Not wanting to troll but I'd be interested in you opinions. There is a debate raging in the UK over the cost of higher education, and where cuts can be made. Our newly-congealed government seems to be keen to have (or pretend to have) a public debate before wielding the axe. As far as I can tell from the media the options under discussion seem to be:
- - Raise tuition fees so that students must pay more in return for their degree
- Reduce the number of students
- Cut back on post-grad research (at least, that not directly sponsored by industry)
- A mix of the above
Of course, there is also the argument that higher education benefits the whole of society and that the public should stop whining and stump up. It raises a few questions on which I'd be interested to hear forummites opinions, given that demographic that seems to exist here:
- - The last government claimed that it wanted 50% of UK society to have a degree. Can you have too many graduates? At what point does the percentage of the pubic with a degree devalue the degree, if at all?
- What is a university degree for? Is it a route into a job, a route to advancing the industrial and economic strength of a country or the basis for advancing human society through pure research? Can one course satisfy all of these?
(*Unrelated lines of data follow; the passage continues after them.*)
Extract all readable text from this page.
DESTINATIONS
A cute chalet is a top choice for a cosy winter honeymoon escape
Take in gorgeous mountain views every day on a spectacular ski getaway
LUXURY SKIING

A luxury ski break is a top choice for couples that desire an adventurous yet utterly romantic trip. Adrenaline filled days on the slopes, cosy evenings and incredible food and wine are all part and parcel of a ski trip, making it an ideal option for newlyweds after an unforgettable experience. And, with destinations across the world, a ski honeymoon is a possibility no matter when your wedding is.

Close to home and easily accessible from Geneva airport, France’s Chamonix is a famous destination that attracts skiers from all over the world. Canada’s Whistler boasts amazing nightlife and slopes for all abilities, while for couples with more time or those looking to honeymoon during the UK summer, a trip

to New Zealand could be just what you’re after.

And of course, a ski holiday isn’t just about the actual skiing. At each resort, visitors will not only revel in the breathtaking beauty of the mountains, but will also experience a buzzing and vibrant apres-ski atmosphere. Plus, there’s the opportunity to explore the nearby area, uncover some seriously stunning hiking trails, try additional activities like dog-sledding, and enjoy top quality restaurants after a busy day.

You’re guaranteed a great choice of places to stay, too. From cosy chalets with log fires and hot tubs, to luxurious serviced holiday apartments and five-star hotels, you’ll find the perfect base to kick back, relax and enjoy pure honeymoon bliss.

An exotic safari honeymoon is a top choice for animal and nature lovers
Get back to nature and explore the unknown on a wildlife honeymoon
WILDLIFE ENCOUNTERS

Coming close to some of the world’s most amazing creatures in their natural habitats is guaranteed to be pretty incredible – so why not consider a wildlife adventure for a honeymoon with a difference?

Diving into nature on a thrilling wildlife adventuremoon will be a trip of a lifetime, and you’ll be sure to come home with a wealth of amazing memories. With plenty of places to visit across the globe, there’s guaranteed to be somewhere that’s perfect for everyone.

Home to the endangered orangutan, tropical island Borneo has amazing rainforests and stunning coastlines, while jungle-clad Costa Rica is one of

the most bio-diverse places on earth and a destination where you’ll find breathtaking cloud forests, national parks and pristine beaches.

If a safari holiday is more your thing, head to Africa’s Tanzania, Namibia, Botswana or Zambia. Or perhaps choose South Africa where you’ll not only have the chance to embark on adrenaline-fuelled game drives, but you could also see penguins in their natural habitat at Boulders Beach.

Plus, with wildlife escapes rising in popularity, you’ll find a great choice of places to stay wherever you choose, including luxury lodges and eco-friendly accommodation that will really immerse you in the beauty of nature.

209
- Is there room for vocational qualifications these days? The UK used to have a system where those looking for a route to a job would get a vocational qualification from a Polytechnic, whereas those looking to go into research would go for a university degree. Or, at least, that was the idea. I gather that what happened was that the Poly's were seen as second-class to the uni's and everyone wanted a degree. The system was falling apart before I jumped into the higher-education ocean. Is this inevitable?
- I'm an astrophysicist, a cosmologist. It has no direct benefit to society that I can see - you can't make anything with it, sell it or kill anyone with it. I know there are spin-offs but the direct work is purely for academic interest, so I've never figured out how to earn a living in this and have to hold down a day job. Is this inevitable? How many non-productive, purely academic researchers can society afford, and how many should we pay for to ensure the health of basic human knowledge?
- How relevant are these questions around the rest of the world?